1. General habit and mode of branching.

Acrocarpous mosses are usually unbranched or almost so, and have an erect habit, like small trees. They are never regularly pinnately (fern-like) branched but have a central stem and leaves coming off that stem. Almost all pleurocarpous mosses are freely branched, often either pinnate or chaotic. They frequently form dense intricate mats of elaborately branched sterns.

Polytrichum piliferum Eurynchium praelongum
Typical acrocarp, Polytrichum
Typical pleurocarp, Eurynchium

2. Cell structure and nerves.

If in doubt, look at a leaf with a compound microscope. Very few acrocarpous mosses have long narrow cells throughout the leaf, unlike pleurocarps. Few pleurocarpous mosses have short (isodiametric - as long as broad) cells in the upper part of the leaf and elongated rectangular cells in the leaf base; but in many acrocarpous families this is the usual type of cell structure.
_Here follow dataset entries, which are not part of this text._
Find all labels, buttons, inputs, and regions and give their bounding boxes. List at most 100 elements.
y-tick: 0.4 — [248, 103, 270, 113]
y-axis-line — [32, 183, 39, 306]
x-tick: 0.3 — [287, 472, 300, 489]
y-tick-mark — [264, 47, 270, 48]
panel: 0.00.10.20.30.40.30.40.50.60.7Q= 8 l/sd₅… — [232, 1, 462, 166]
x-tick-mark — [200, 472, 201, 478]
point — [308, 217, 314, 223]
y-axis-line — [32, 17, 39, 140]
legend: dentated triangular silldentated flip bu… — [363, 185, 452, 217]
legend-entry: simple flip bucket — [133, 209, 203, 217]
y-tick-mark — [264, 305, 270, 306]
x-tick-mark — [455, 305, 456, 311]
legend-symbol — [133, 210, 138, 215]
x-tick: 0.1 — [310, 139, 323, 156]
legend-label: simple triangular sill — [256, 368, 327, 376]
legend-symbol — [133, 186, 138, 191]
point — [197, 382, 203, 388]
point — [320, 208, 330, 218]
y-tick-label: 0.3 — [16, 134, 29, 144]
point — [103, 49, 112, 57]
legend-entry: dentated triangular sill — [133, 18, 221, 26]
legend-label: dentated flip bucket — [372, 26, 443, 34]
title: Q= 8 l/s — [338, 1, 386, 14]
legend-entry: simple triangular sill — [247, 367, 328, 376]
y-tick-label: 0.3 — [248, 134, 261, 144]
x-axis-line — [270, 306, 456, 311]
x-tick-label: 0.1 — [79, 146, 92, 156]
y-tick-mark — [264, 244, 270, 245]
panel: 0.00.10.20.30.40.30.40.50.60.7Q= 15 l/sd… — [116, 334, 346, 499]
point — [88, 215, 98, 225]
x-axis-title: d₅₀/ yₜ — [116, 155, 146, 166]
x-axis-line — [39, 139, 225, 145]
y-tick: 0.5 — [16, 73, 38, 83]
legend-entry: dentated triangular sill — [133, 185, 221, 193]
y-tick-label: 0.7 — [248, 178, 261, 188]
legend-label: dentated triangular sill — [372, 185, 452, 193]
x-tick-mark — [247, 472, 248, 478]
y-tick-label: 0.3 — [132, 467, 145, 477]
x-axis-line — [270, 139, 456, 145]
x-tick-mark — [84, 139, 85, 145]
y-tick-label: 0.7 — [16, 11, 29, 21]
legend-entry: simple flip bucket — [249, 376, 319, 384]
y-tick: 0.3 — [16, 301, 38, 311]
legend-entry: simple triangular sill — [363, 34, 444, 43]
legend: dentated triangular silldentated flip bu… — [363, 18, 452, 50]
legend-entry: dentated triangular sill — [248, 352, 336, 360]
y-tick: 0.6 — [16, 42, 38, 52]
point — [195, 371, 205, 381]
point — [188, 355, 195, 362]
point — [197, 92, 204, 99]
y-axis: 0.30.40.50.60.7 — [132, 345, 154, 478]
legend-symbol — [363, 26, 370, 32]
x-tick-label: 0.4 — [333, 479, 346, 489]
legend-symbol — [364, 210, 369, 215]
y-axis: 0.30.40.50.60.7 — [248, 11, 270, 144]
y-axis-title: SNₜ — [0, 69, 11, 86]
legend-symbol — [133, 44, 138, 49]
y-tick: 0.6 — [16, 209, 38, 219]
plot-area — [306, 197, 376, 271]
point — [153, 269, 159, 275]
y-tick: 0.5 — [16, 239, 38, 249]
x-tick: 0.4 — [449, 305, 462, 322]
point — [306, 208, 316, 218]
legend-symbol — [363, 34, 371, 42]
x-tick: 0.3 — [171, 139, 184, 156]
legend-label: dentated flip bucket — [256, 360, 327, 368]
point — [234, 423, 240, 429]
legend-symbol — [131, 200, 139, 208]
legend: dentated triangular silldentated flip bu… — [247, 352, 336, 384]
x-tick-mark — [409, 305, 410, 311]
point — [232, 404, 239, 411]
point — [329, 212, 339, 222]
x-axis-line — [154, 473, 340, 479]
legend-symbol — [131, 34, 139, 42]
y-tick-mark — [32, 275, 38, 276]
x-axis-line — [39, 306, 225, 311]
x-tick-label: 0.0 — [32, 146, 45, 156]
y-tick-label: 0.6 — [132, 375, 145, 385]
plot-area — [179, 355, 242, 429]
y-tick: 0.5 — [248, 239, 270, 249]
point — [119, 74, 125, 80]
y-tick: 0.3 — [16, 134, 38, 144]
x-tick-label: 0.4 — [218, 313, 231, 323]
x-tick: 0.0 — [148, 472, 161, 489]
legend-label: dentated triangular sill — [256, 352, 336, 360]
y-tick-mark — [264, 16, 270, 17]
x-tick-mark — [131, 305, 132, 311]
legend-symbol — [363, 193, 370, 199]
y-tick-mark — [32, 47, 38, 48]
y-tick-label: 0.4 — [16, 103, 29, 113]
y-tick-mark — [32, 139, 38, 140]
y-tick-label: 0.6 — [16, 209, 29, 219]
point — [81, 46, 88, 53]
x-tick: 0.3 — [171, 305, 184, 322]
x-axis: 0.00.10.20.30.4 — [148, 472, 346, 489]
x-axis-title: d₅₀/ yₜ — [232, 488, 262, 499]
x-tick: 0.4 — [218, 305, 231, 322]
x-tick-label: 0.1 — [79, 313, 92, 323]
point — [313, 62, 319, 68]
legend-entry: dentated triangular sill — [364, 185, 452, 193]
A further useful point: nerveless leaves are very rare among acrocarps; leaves with excurrent (sticking-out) nerves are almost equally rare in the pleurocarpous mosses.

3. Position of archegonia and capsules.

In almost all the acrocarpous series the archegonia - and hence the capsules - arise terminally (at the tip of a stem or branch), whilst in the pleurocarpous mosses they come out of side of a stem or branch. Acrocarpous mosses that are particularly likely to be mistaken for pleurocarps are Cinclidotus fontinaloides, Breutelia chrysocoma and Mnium affine.

Note that Sphagnum mosses are in a class of their own.